J'étais une pièce de rechange et je vivais dans une Ferme. Quand les gens riches attendent un bébé, m'a expliqué Manny, les docteurs prennent une cellule du foetus et clonent un autre bébé, avec les mêmes cellules. Ils font pousser le second bébé jusqu'à ce qu'il sache respirer puis ils l'envoient dans une Ferme.

Les pièces de rechange vivent dans la Ferme jusqu'à ce qu'il arrive quelque chose au vrai bébé. Si le vrai bébé s'abîme quelque chose, les docteurs viennent à la Ferme, découpent un morceau de la pièce de rechange pour la coudre sur le vrai bébé. Il n'y a pas de "rejet", m'a précisé Manny, ajoutant d'autres trucs que je n'ai pas vraiment compris.

Puis les docteurs recousent le bébé de rechange et le renvoient dans le tunnel... jusqu'à ce qu'il arrive autre chose au vrai bébé.

Alors les docteurs reviennent.

Manny me l'a raconté, et je l'ai raconté aux autres.

Nous avions beaucoup de chance. Il y avait de nombreuses Fermes pleine de gens bleus se contentant de ramper dans les tunnels, des feuilles de papier vierge, sans rien d'écrit dessus. D'après Manny, certains gardiens se font de l'argent de poche en laissant de vrais gens entrer la nuit.

Parfois les visiteurs se contentent de boire de la bière en se moquant des pièces de rechange, parfois, ils les baisent. Personne ne le sait et d'ailleurs, tout le monde s'en fout. Pourquoi éduquer les pièces de rechange, pourquoi leur offrir une vie ? Elles n'ont qu'un avenir, se faire débiter morceau par morceau.

Pourtant... peut-être aurait-ce été plus facile. La vérité est très dure à supporter. Comme les autres, on reste assis et on attend, mais on sait ce qu'on attend. Et qui est responsable.

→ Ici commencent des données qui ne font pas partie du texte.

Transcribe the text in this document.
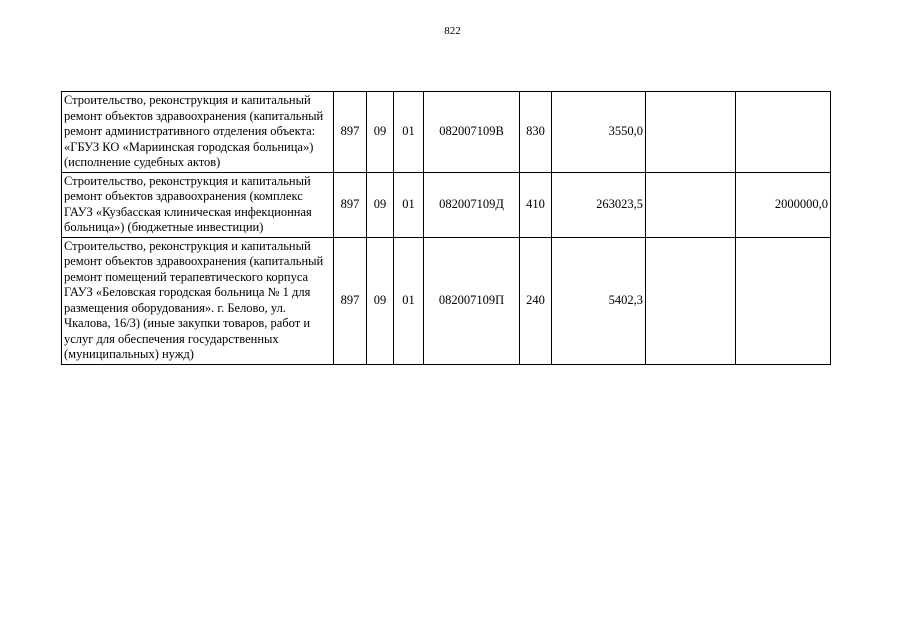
822
Строительство, реконструкция и капитальный ремонт объектов здравоохранения (капитальный ремонт административного отделения объекта: «ГБУЗ КО «Мариинская городская больница») (исполнение судебных актов)	897	09	01	082007109В	830	3550,0		
Строительство, реконструкция и капитальный ремонт объектов здравоохранения (комплекс ГАУЗ «Кузбасская клиническая инфекционная больница») (бюджетные инвестиции)	897	09	01	082007109Д	410	263023,5		2000000,0
Строительство, реконструкция и капитальный ремонт объектов здравоохранения (капитальный ремонт помещений терапевтического корпуса ГАУЗ «Беловская городская больница № 1 для размещения оборудования». г. Белово, ул. Чкалова, 16/3) (иные закупки товаров, работ и услуг для обеспечения государственных (муниципальных) нужд)	897	09	01	082007109П	240	5402,3		
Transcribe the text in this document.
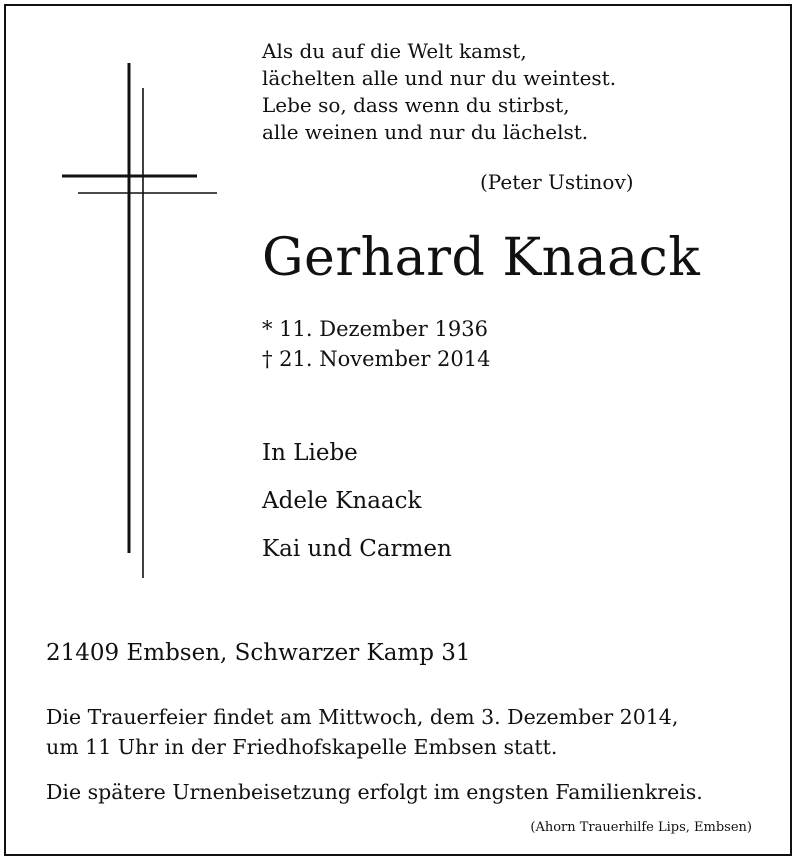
Als du auf die Welt kamst,
lächelten alle und nur du weintest.
Lebe so, dass wenn du stirbst,
alle weinen und nur du lächelst.
(Peter Ustinov)
Gerhard Knaack
* 11. Dezember 1936
† 21. November 2014
In Liebe
Adele Knaack
Kai und Carmen
21409 Embsen, Schwarzer Kamp 31
Die Trauerfeier findet am Mittwoch, dem 3. Dezember 2014,
um 11 Uhr in der Friedhofskapelle Embsen statt.
Die spätere Urnenbeisetzung erfolgt im engsten Familienkreis.
(Ahorn Trauerhilfe Lips, Embsen)
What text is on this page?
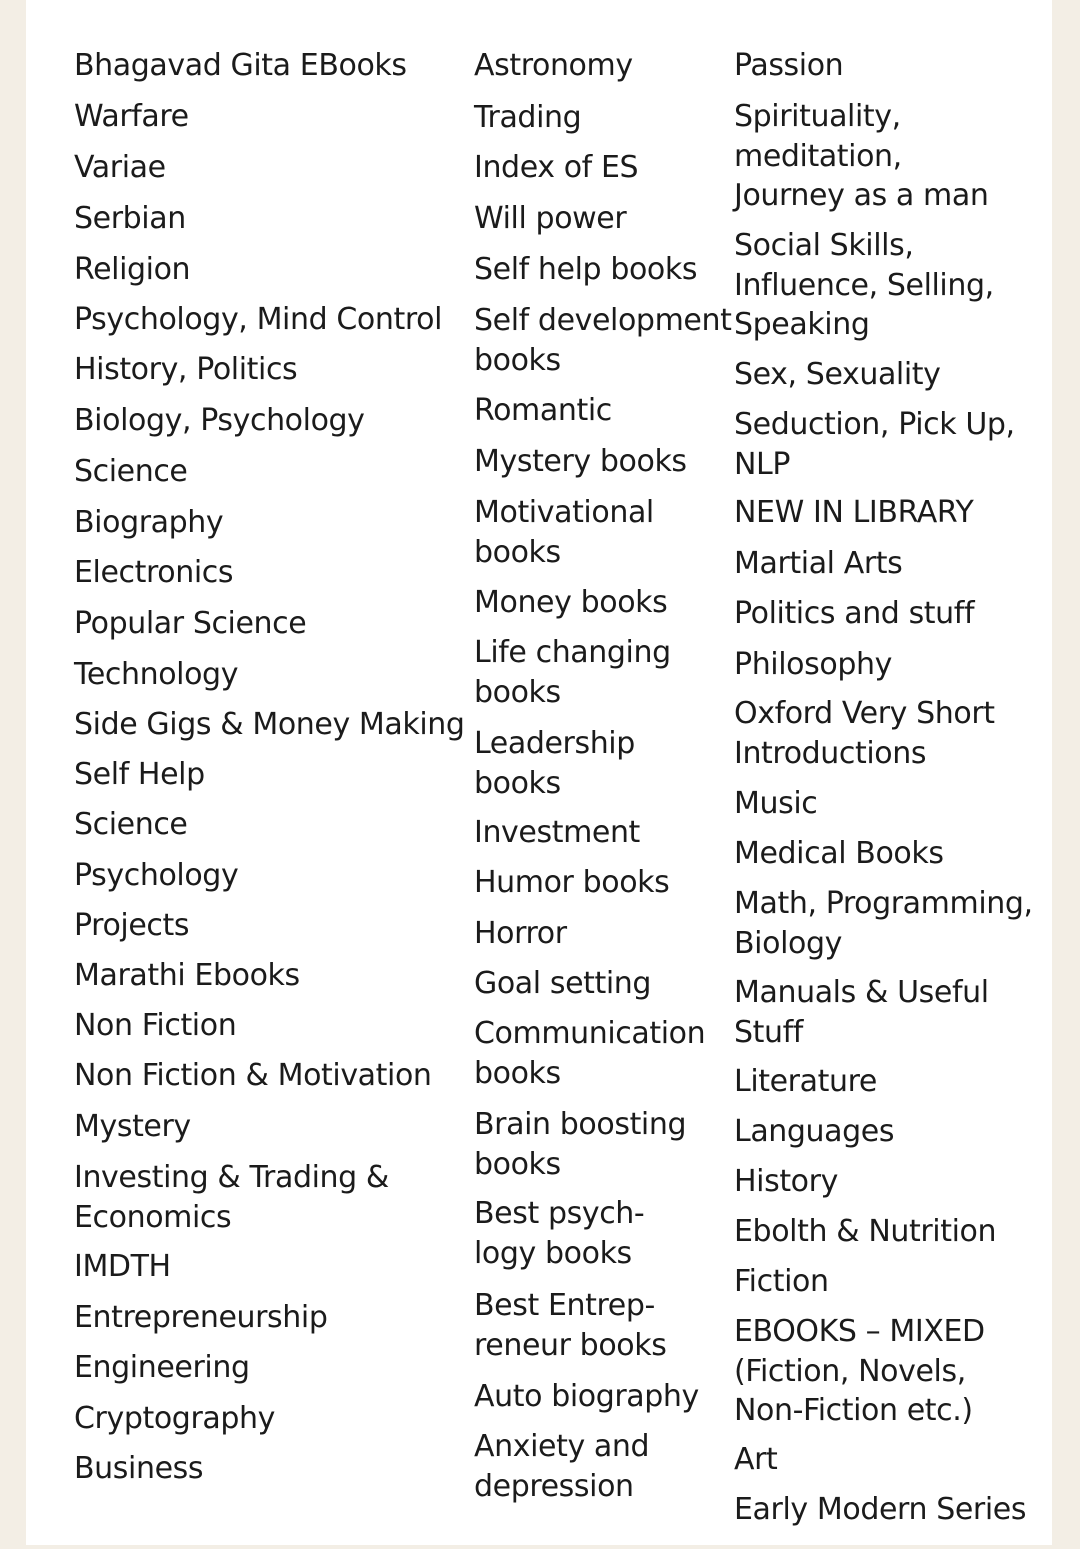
Bhagavad Gita EBooks
Warfare
Variae
Serbian
Religion
Psychology, Mind Control
History, Politics
Biology, Psychology
Science
Biography
Electronics
Popular Science
Technology
Side Gigs & Money Making
Self Help
Science
Psychology
Projects
Marathi Ebooks
Non Fiction
Non Fiction & Motivation
Mystery
Investing & Trading &
Economics
IMDTH
Entrepreneurship
Engineering
Cryptography
Business
Astronomy
Trading
Index of ES
Will power
Self help books
Self development
books
Romantic
Mystery books
Motivational
books
Money books
Life changing
books
Leadership
books
Investment
Humor books
Horror
Goal setting
Communication
books
Brain boosting
books
Best psych-
logy books
Best Entrep-
reneur books
Auto biography
Anxiety and
depression
Passion
Spirituality,
meditation,
Journey as a man
Social Skills,
Influence, Selling,
Speaking
Sex, Sexuality
Seduction, Pick Up,
NLP
NEW IN LIBRARY
Martial Arts
Politics and stuff
Philosophy
Oxford Very Short
Introductions
Music
Medical Books
Math, Programming,
Biology
Manuals & Useful
Stuff
Literature
Languages
History
Ebolth & Nutrition
Fiction
EBOOKS – MIXED
(Fiction, Novels,
Non-Fiction etc.)
Art
Early Modern Series
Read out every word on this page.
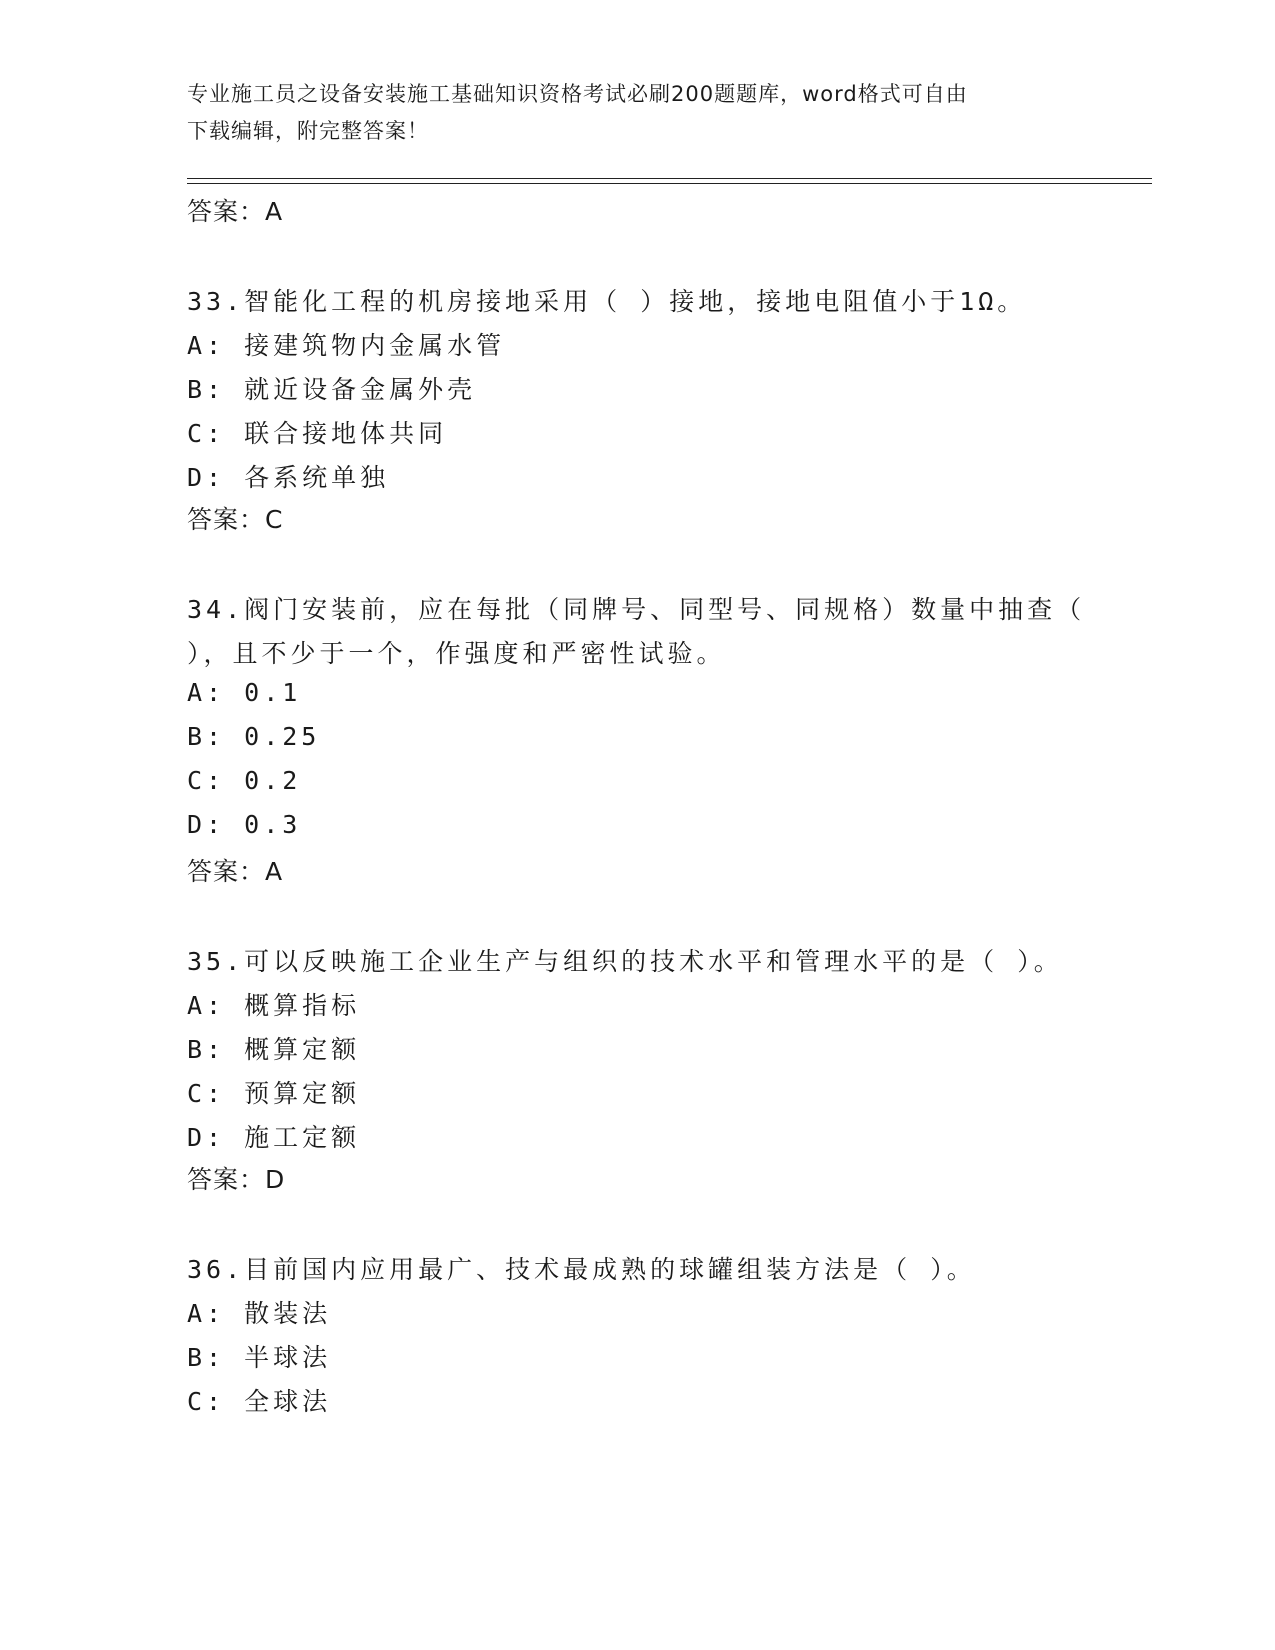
专业施工员之设备安装施工基础知识资格考试必刷200题题库，word格式可自由
下载编辑，附完整答案！
答案：A
33.智能化工程的机房接地采用（ ）接地，接地电阻值小于1Ω。
A: 接建筑物内金属水管
B: 就近设备金属外壳
C: 联合接地体共同
D: 各系统单独
答案：C
34.阀门安装前，应在每批（同牌号、同型号、同规格）数量中抽查（
），且不少于一个，作强度和严密性试验。
A: 0.1
B: 0.25
C: 0.2
D: 0.3
答案：A
35.可以反映施工企业生产与组织的技术水平和管理水平的是（ ）。
A: 概算指标
B: 概算定额
C: 预算定额
D: 施工定额
答案：D
36.目前国内应用最广、技术最成熟的球罐组装方法是（ ）。
A: 散装法
B: 半球法
C: 全球法
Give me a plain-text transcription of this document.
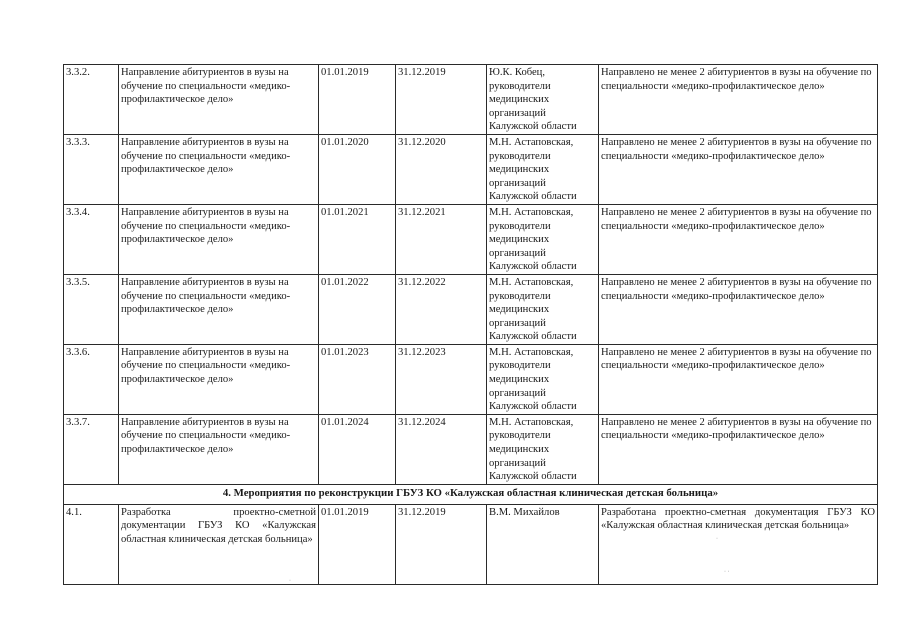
3.3.2.	Направление абитуриентов в вузы на обучение по специальности «медико-профилактическое дело»	01.01.2019	31.12.2019	Ю.К. Кобец, руководители медицинских организаций Калужской области	Направлено не менее 2 абитуриентов в вузы на обучение по специальности «медико-профилактическое дело»
3.3.3.	Направление абитуриентов в вузы на обучение по специальности «медико-профилактическое дело»	01.01.2020	31.12.2020	М.Н. Астаповская, руководители медицинских организаций Калужской области	Направлено не менее 2 абитуриентов в вузы на обучение по специальности «медико-профилактическое дело»
3.3.4.	Направление абитуриентов в вузы на обучение по специальности «медико-профилактическое дело»	01.01.2021	31.12.2021	М.Н. Астаповская, руководители медицинских организаций Калужской области	Направлено не менее 2 абитуриентов в вузы на обучение по специальности «медико-профилактическое дело»
3.3.5.	Направление абитуриентов в вузы на обучение по специальности «медико-профилактическое дело»	01.01.2022	31.12.2022	М.Н. Астаповская, руководители медицинских организаций Калужской области	Направлено не менее 2 абитуриентов в вузы на обучение по специальности «медико-профилактическое дело»
3.3.6.	Направление абитуриентов в вузы на обучение по специальности «медико-профилактическое дело»	01.01.2023	31.12.2023	М.Н. Астаповская, руководители медицинских организаций Калужской области	Направлено не менее 2 абитуриентов в вузы на обучение по специальности «медико-профилактическое дело»
3.3.7.	Направление абитуриентов в вузы на обучение по специальности «медико-профилактическое дело»	01.01.2024	31.12.2024	М.Н. Астаповская, руководители медицинских организаций Калужской области	Направлено не менее 2 абитуриентов в вузы на обучение по специальности «медико-профилактическое дело»
4. Мероприятия по реконструкции ГБУЗ КО «Калужская областная клиническая детская больница»					
4.1.	Разработка проектно-сметной документации ГБУЗ КО «Калужская областная клиническая детская больница»	01.01.2019	31.12.2019	В.М. Михайлов	Разработана проектно-сметная документация ГБУЗ КО «Калужская областная клиническая детская больница»
·
·
· ·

Comme mon frère Jack. Pour lui, se coincer deux doigts dans la porte à dix ans n'était qu'un début. Le jour de son dix-huitième anniversaire, il a enroulé sa voiture autour d'un poteau et s'est écrasé les os de la jambe. C'est une des raisons pour laquelle je ne veux pas rester dans ce putain de métro. Un bout de jambe en moins, ça se remarque. Comme mes voisins peuvent difficilement ne pas voir que le côté gauche de mon visage est à vif, là où les docteurs ont pris un greffon quand une inconnue a jeté de l'eau bouillante à la gueule de mon frère. Il a aussi la majeure partie de mon estomac. Ce connard aime la bouffe épicée et boit trop de vin. Je ne sais pas à quoi ces trucs ressemblent, mais apparemment, faut éviter. L'année dernière, Jack s'est rendu dans une fête, il s'est saoulé, il s'est battu et il a perdu un oeil. Et j'ai perdu le mien aussi.